In life, I carry myself with the curiosity of a child discovering the world for the first time, where any scenario can be something magical - and I’m often worried that this nature goes against the competency of adulthood. That I have to be seen as Serious to be Taken Seriously. If my art and world-view is exploratory and silly, that I am, in turn, a child. But the truth is that I take everything seriously, and live incredibly passionately for my art. I wear so many hats, and redefine myself in so many ways - out of hope of portraying a smidgen on myself through the interpretable lens of adulthood. Over time, all I’ve hoped is that I can keep that childish foot of mine wedged in the Door of Reality - so that others can peek through and understand that I am, and my art is, compatible with both sides.
To create art is to be alive - to be human. It is as natural of a method of communication as language and movement, at least to me. When I had no idea where to go, when I had lost all direction and hope in my life - I found myself through following the works of others, and fumbling my way through the creation of my own. Whether good or bad, that art was - which was enough. If my art existed, then I could find myself through it, like a confused, unknown hall of mirrors.
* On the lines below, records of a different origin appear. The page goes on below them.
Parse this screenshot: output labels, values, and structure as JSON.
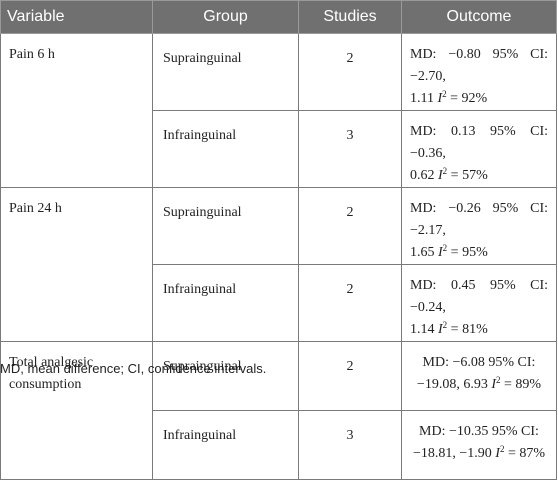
{
  "table": {
    "headers": [
      "Variable",
      "Group",
      "Studies",
      "Outcome"
    ],
    "rows": [
      {
        "variable": "Pain 6 h",
        "group": "Suprainguinal",
        "studies": "2",
        "outcome_line1": "MD: −0.80 95% CI: −2.70,",
        "outcome_line2": "1.11",
        "i2_label": "I",
        "i2_exp": "2",
        "i2_value": " = 92%"
      },
      {
        "variable": "",
        "group": "Infrainguinal",
        "studies": "3",
        "outcome_line1": "MD: 0.13 95% CI: −0.36,",
        "outcome_line2": "0.62",
        "i2_label": "I",
        "i2_exp": "2",
        "i2_value": " = 57%"
      },
      {
        "variable": "Pain 24 h",
        "group": "Suprainguinal",
        "studies": "2",
        "outcome_line1": "MD: −0.26 95% CI: −2.17,",
        "outcome_line2": "1.65",
        "i2_label": "I",
        "i2_exp": "2",
        "i2_value": " = 95%"
      },
      {
        "variable": "",
        "group": "Infrainguinal",
        "studies": "2",
        "outcome_line1": "MD: 0.45 95% CI: −0.24,",
        "outcome_line2": "1.14",
        "i2_label": "I",
        "i2_exp": "2",
        "i2_value": " = 81%"
      },
      {
        "variable": "Total analgesic consumption",
        "group": "Suprainguinal",
        "studies": "2",
        "outcome_line1": "MD: −6.08 95% CI:",
        "outcome_line2": "−19.08, 6.93",
        "i2_label": "I",
        "i2_exp": "2",
        "i2_value": " = 89%"
      },
      {
        "variable": "",
        "group": "Infrainguinal",
        "studies": "3",
        "outcome_line1": "MD: −10.35 95% CI:",
        "outcome_line2": "−18.81, −1.90",
        "i2_label": "I",
        "i2_exp": "2",
        "i2_value": " = 87%"
      }
    ]
  },
  "footnote": "MD, mean difference; CI, confidence intervals."
}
When I have been at my most disconnected from creating art, and therefore from myself, connecting with nature will always find me a route back. I’ll walk into the hills, I’ll submerge my hands in the dirt, I’ll glide my hands along a riverbank. If I can feel that the world keeps turning, then I can restart my own spin. And I have definitely felt duller and unspun recently, which turned me back to Sparkbird once again - to remind myself of that cerebral spark.
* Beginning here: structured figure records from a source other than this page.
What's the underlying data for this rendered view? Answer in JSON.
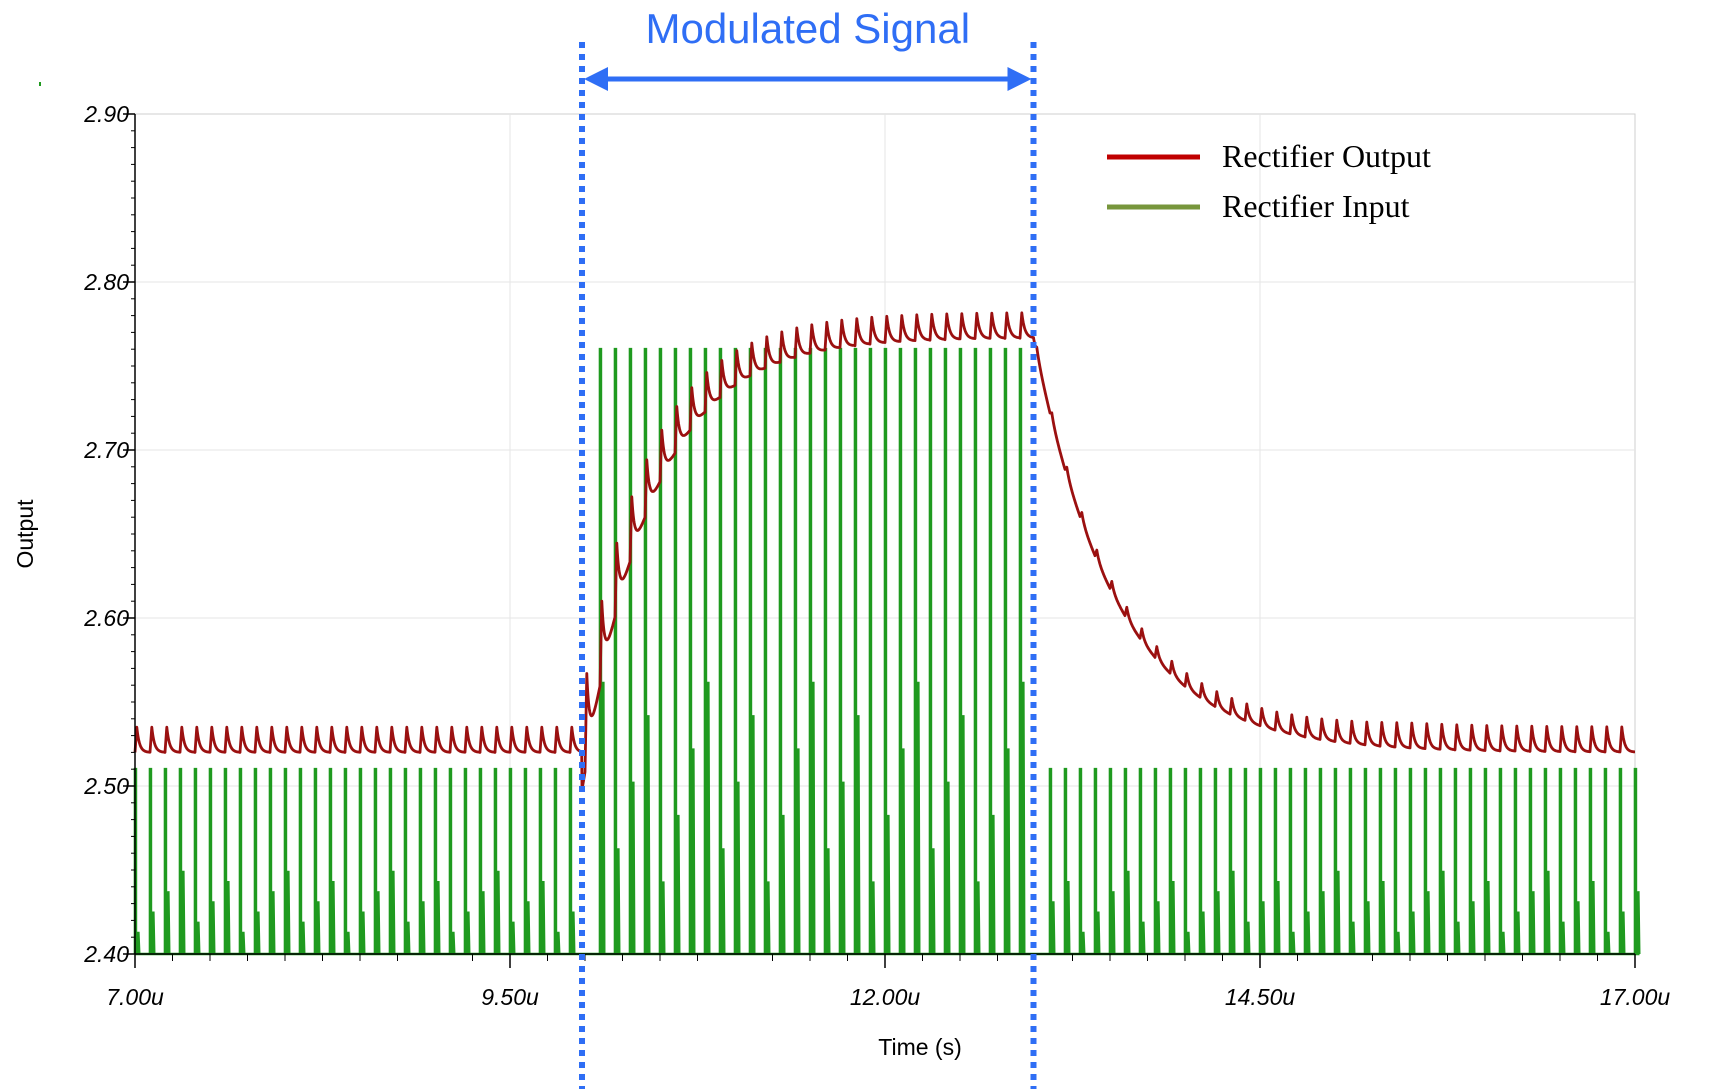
{
  "chart_data": {
    "type": "line",
    "title": "",
    "xlabel": "Time (s)",
    "ylabel": "Output",
    "xlim": [
      7.0,
      17.0
    ],
    "ylim": [
      2.4,
      2.9
    ],
    "x_unit": "u",
    "x_ticks": [
      7.0,
      9.5,
      12.0,
      14.5,
      17.0
    ],
    "x_tick_labels": [
      "7.00u",
      "9.50u",
      "12.00u",
      "14.50u",
      "17.00u"
    ],
    "y_ticks": [
      2.4,
      2.5,
      2.6,
      2.7,
      2.8,
      2.9
    ],
    "y_tick_labels": [
      "2.40",
      "2.50",
      "2.60",
      "2.70",
      "2.80",
      "2.90"
    ],
    "grid": true,
    "legend_position": "top-right",
    "annotation": {
      "text": "Modulated Signal",
      "x_start": 9.98,
      "x_end": 12.99,
      "color": "#2f6ef5"
    },
    "series": [
      {
        "name": "Rectifier Output",
        "color": "#9b1010",
        "legend_color": "#c00000",
        "kind": "ripple",
        "baseline": 2.52,
        "ripple": 0.015,
        "peak": 2.767,
        "rise_start": 9.98,
        "rise_end": 12.99,
        "x_end": 17.0
      },
      {
        "name": "Rectifier Input",
        "color": "#1f9a1f",
        "legend_color": "#77963c",
        "kind": "pulses",
        "floor": 2.4,
        "low_level": 2.51,
        "high_level": 2.76,
        "pulse_period": 0.1,
        "high_start": 10.04,
        "high_end": 12.96
      }
    ]
  }
}
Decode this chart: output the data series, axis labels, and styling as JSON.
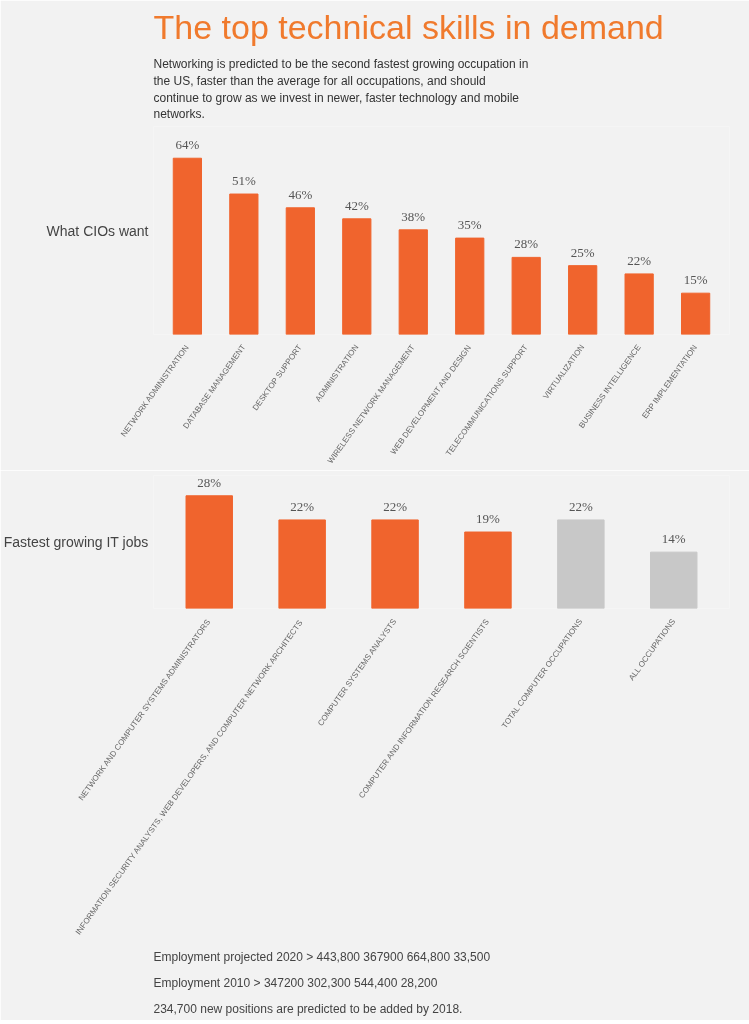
{
  "chart_data": [
    {
      "type": "bar",
      "title": "The top technical skills in demand",
      "subtitle": "Networking is predicted to be the second fastest growing occupation in the US, faster than the average for all occupations, and should continue to grow as we invest in newer, faster technology and mobile networks.",
      "ylabel": "What CIOs want",
      "categories": [
        "NETWORK ADMINISTRATION",
        "DATABASE MANAGEMENT",
        "DESKTOP SUPPORT",
        "ADMINISTRATION",
        "WIRELESS NETWORK MANAGEMENT",
        "WEB DEVELOPMENT AND DESIGN",
        "TELECOMMUNICATIONS SUPPORT",
        "VIRTUALIZATION",
        "BUSINESS INTELLIGENCE",
        "ERP IMPLEMENTATION"
      ],
      "values": [
        64,
        51,
        46,
        42,
        38,
        35,
        28,
        25,
        22,
        15
      ],
      "color": "#f0642d",
      "value_labels": [
        "64%",
        "51%",
        "46%",
        "42%",
        "38%",
        "35%",
        "28%",
        "25%",
        "22%",
        "15%"
      ],
      "grid": false
    },
    {
      "type": "bar",
      "ylabel": "Fastest growing IT jobs",
      "categories": [
        "NETWORK AND COMPUTER SYSTEMS ADMINISTRATORS",
        "INFORMATION SECURITY ANALYSTS, WEB DEVELOPERS, AND COMPUTER NETWORK ARCHITECTS",
        "COMPUTER SYSTEMS ANALYSTS",
        "COMPUTER AND INFORMATION RESEARCH SCIENTISTS",
        "TOTAL COMPUTER OCCUPATIONS",
        "ALL OCCUPATIONS"
      ],
      "values": [
        28,
        22,
        22,
        19,
        22,
        14
      ],
      "colors": [
        "#f0642d",
        "#f0642d",
        "#f0642d",
        "#f0642d",
        "#c8c8c8",
        "#c8c8c8"
      ],
      "value_labels": [
        "28%",
        "22%",
        "22%",
        "19%",
        "22%",
        "14%"
      ],
      "grid": false,
      "annotations": [
        "Employment projected 2020 >   443,800   367900   664,800   33,500",
        "Employment 2010 >   347200   302,300   544,400   28,200",
        "234,700 new positions are predicted to be added by 2018."
      ]
    }
  ]
}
“Sparks fly every time I visit this park - I envision the phantom of a giddy little cartoon me. Jittering on the electrifying cusp of discovery: before and after the storm, all I wanted was to be seen.”
Sparkbird speaks so thoroughly to this sense of self; to seeing yourself through your own eyes for the first time. To look at yourself through a different lens, and to see that even through times of turbulence, the little version of ourselves that lies beneath the surface is both so much more accomplished than you thought, and so close to accomplishing something new.
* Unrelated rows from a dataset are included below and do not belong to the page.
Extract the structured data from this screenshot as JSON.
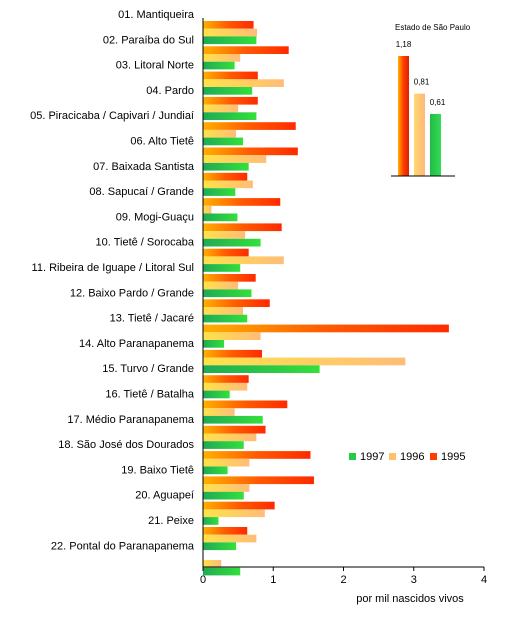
{
  "chart_data": [
    {
      "type": "bar",
      "orientation": "horizontal",
      "categories": [
        "01. Mantiqueira",
        "02. Paraíba do Sul",
        "03. Litoral Norte",
        "04. Pardo",
        "05. Piracicaba / Capivari / Jundiaí",
        "06. Alto Tietê",
        "07. Baixada Santista",
        "08. Sapucaí / Grande",
        "09. Mogi-Guaçu",
        "10. Tietê / Sorocaba",
        "11. Ribeira de Iguape / Litoral Sul",
        "12. Baixo Pardo / Grande",
        "13. Tietê / Jacaré",
        "14. Alto Paranapanema",
        "15. Turvo / Grande",
        "16. Tietê / Batalha",
        "17. Médio Paranapanema",
        "18. São José dos Dourados",
        "19. Baixo Tietê",
        "20. Aguapeí",
        "21. Peixe",
        "22. Pontal do Paranapanema"
      ],
      "series": [
        {
          "name": "1995",
          "color": "#ff3d00",
          "values": [
            0.72,
            1.22,
            0.78,
            0.78,
            1.32,
            1.35,
            0.63,
            1.1,
            1.12,
            0.65,
            0.75,
            0.95,
            3.5,
            0.84,
            0.65,
            1.2,
            0.89,
            1.53,
            1.58,
            1.02,
            0.63,
            0.0
          ]
        },
        {
          "name": "1996",
          "color": "#ffc06a",
          "values": [
            0.77,
            0.53,
            1.15,
            0.5,
            0.47,
            0.9,
            0.71,
            0.12,
            0.6,
            1.15,
            0.5,
            0.57,
            0.82,
            2.88,
            0.63,
            0.45,
            0.76,
            0.66,
            0.66,
            0.88,
            0.76,
            0.26
          ]
        },
        {
          "name": "1997",
          "color": "#22cc44",
          "values": [
            0.76,
            0.45,
            0.7,
            0.76,
            0.57,
            0.65,
            0.46,
            0.49,
            0.82,
            0.53,
            0.69,
            0.63,
            0.3,
            1.66,
            0.38,
            0.85,
            0.58,
            0.35,
            0.58,
            0.22,
            0.47,
            0.53
          ]
        }
      ],
      "xlabel": "por mil nascidos vivos",
      "xlim": [
        0,
        4
      ],
      "xticks": [
        "0",
        "1",
        "2",
        "3",
        "4"
      ],
      "legend": {
        "placement": "right",
        "entries": [
          "1997",
          "1996",
          "1995"
        ]
      },
      "grid": false
    },
    {
      "type": "bar",
      "title": "Estado de São Paulo",
      "categories": [
        "1995",
        "1996",
        "1997"
      ],
      "values": [
        1.18,
        0.81,
        0.61
      ],
      "data_labels": [
        "1,18",
        "0,81",
        "0,61"
      ],
      "colors": [
        "#ff3d00",
        "#ffc06a",
        "#22cc44"
      ]
    }
  ]
}
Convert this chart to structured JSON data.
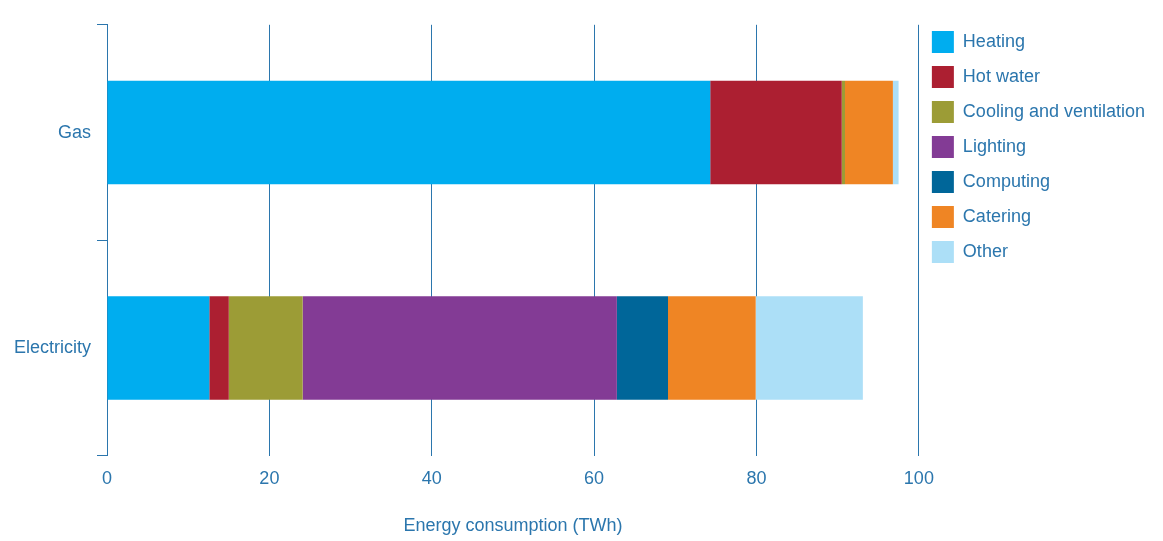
{
  "chart_data": {
    "type": "bar",
    "orientation": "horizontal",
    "stacked": true,
    "xlabel": "Energy consumption (TWh)",
    "categories": [
      "Gas",
      "Electricity"
    ],
    "series": [
      {
        "name": "Heating",
        "color": "#00adef",
        "values": [
          74.3,
          12.6
        ]
      },
      {
        "name": "Hot water",
        "color": "#ac1f31",
        "values": [
          16.2,
          2.4
        ]
      },
      {
        "name": "Cooling and ventilation",
        "color": "#9c9c36",
        "values": [
          0.4,
          9.1
        ]
      },
      {
        "name": "Lighting",
        "color": "#833b95",
        "values": [
          0,
          38.7
        ]
      },
      {
        "name": "Computing",
        "color": "#006699",
        "values": [
          0,
          6.3
        ]
      },
      {
        "name": "Catering",
        "color": "#ef8524",
        "values": [
          5.9,
          10.8
        ]
      },
      {
        "name": "Other",
        "color": "#acdff7",
        "values": [
          0.7,
          13.2
        ]
      }
    ],
    "xlim": [
      0,
      100
    ],
    "xticks": [
      0,
      20,
      40,
      60,
      80,
      100
    ],
    "grid": "x",
    "legend": "right"
  }
}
Sparkbird speaks to the ever-evolving dream - and specifically the need to have an ever-evolving dream. That the world must continue to turn and form, that we have not discovered all that composes us yet. Life is readily built to divert us into static lanes, to congratulate us when we keep going in the same direction, rather than sitting gears. Ironically, that level of sameness can contribute to a lot of my burnout - and it’s a plateau I feel like I’ve been waddling along as of late. I love how perfectly this song epitomises this feeling of discovering a new passion, and following that branch until it grows into a tree - and the seeds re-pollinate back into our existing garden. Finding a new passion, following it until we re-invent our artistry through it.
The title being Sparkbird holds a double meaning then, as a new world of the artist Stephan Nance recontextualising their passion for music through their passion for birding, and sowing the seeds of a new cycle. “Will you finally resurrect the time I’ve killed?”; the idea that no cost is sunk, and that any passion can be fished out of the well and loved again, as spectacular as it once was; and rejuvenated to be even better than before.
If we are curious, we can turn old to new. We can see entire hidden worlds in the wings of what we already loved. That’s what the song says to me. Right now, it’s inspiring me to write; soon maybe compose, or craft, or just love like I used to, but all new. That rejuvenating curiosity is magical thinking. Or maybe it’s magical realism?
…Or maybe, it’s neither here nor there.